I had to be real with myself, and remember how blessed I was for the opportunities that are presenting themselves, and Chicago may not be my destination right now. I owed it to myself to trust my journey but to wish my coworker well on her path. Since today was her last day, I brought a banging cake and a card, that had every little trinket that would remind her of New York. I decided to make this about her, and I’m so glad I did.
To better cope with the death of my mother, somehow I created a game that was to be played by us. Whenever I saw the numbers 10:13, that was my indication that my mother was thinking about me, and wanted me to know. 10:13 was my momma’s birthday! Over the years, seeing this, has brought me so much comfort, especially on days where I just didn’t want to deal with life. I feel my spirit being uplifted, when I see this, and most times it feels so random. I just happen to look at my watch, then Bam! its 10:13.
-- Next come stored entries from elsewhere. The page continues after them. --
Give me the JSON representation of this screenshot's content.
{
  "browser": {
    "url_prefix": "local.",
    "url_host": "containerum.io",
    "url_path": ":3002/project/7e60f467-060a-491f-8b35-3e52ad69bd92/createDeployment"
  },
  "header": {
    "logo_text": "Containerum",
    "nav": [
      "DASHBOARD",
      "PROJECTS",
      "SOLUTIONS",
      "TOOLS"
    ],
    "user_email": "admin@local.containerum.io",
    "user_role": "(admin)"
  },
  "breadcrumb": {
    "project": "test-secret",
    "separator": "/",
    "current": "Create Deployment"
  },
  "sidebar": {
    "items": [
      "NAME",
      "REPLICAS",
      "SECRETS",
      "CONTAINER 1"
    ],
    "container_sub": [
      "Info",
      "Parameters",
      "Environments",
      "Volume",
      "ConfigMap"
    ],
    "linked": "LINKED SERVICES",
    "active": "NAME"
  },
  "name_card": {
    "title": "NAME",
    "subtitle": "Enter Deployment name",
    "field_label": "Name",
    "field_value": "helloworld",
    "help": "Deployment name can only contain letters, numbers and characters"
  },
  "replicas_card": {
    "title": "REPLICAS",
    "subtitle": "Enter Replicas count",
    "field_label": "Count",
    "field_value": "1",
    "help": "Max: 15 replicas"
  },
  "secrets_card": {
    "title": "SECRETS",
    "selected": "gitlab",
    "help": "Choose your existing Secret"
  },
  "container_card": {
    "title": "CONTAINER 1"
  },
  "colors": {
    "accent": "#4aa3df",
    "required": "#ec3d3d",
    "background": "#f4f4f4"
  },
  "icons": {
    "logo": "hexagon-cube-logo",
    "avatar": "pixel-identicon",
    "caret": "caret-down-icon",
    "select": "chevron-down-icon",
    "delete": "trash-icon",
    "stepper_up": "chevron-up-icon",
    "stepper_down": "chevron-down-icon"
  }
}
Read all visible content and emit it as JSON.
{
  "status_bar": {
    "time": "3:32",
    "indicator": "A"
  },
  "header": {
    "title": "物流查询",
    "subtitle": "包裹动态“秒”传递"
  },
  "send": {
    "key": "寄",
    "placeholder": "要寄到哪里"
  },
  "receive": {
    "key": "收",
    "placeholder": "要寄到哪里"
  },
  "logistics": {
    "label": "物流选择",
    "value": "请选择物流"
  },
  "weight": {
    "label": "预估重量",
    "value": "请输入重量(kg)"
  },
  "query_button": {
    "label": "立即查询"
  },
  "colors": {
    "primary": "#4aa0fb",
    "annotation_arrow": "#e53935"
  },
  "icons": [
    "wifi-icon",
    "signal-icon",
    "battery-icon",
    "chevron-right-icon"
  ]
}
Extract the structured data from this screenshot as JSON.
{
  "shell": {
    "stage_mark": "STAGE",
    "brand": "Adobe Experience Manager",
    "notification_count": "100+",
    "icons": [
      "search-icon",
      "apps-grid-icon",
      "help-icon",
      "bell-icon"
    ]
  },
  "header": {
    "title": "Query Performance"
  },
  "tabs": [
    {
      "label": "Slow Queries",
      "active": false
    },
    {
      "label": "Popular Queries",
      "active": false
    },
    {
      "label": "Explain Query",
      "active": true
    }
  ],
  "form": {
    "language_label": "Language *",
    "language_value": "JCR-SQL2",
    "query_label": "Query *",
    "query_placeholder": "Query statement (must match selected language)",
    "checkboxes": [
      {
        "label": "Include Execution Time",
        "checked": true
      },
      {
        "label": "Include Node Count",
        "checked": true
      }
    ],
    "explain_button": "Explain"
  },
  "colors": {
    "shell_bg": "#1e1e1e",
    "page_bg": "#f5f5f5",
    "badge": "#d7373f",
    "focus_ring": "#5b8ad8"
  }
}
Do you guys have any ‘games’ that you may have created to communicate with your loved ones who may have passed away?
Why are we always so quick to be there for those who have hurt us but don’t make the same exceptions for those who have always been there? I don’t know the answer but I intend to change that immediately.
This evening my older cousin called to let me know she had experienced a heart attack. A Fckin Heart Attack! Although I was elated to know she was alright, it made me realize I’m not there as much as I should be for the family that has shown me they love me to the moon and back. For those readers who don’t know I am from Baltimore, Md. I spent my adolescent there but when I left in 2004, I haven’t really come back as often as I would like to. I always find a convenient excuse to tell my family/friends. When my mother first died it was extremely hard to go back to Baltimore because EVERYTHING reminded me of my mother. However with this realization, that my family isn’t going to be around forever, makes me want to spend as much time with them as I can.
SideNote: Don’t wait until folks have died to bring them flowers, Let them smell them while they are Alive!
My nephew is such an incredible human being. I am so blessed to have been chosen to be his aunt. I know everyone think that their nephew is the best thing out there since Wheat bread but Sorry, I already called dibs on that! KJ is such a warm spirit that makes me laugh until my stomach hurts, until tears are streaming down my face, he just makes everything that is complicated in this World, uncomplicated.
KJ is the easiest answer to the most difficult questions in Life. Every analogy that you would want to use to describe him, would suffice. He is the sunshine to my Thunderstorm, I don’t think I have ever loved someone the way I love my Kayden. The best thing about him, even when he hasn’t seen me in a while, he makes me feel like I’m right up there with Spiderman and the Ninja Turtles.
I couldn’t even begin to tell you guys how much this little person means to me. All I can say is I’m the most blessed person that’s ever lived, all because this lil boy loves me unconditionally. And I … I love him more than life itself.
Since my own mother died, I stopped paying attention to this particular holiday. I think I was salty that everyone else had a mother or a mother figure, and I didn’t. I haven’t celebrated Mother’s Day since my mother was alive. So today I decided I would celebrate the mother’s that I did know, including a lot of first time mothers. (Shout out to Jennifer!)I wanted them to know they were appreciated, especially by me. I know its no small feat to be able to bring life into the world.
As of today, I haven’t had the pleasure of becoming a Mother but I will when the time is right for me. For my friends/Readers, that are awesome mothers or know an amazing mother, I wish all of you the happiest of Day!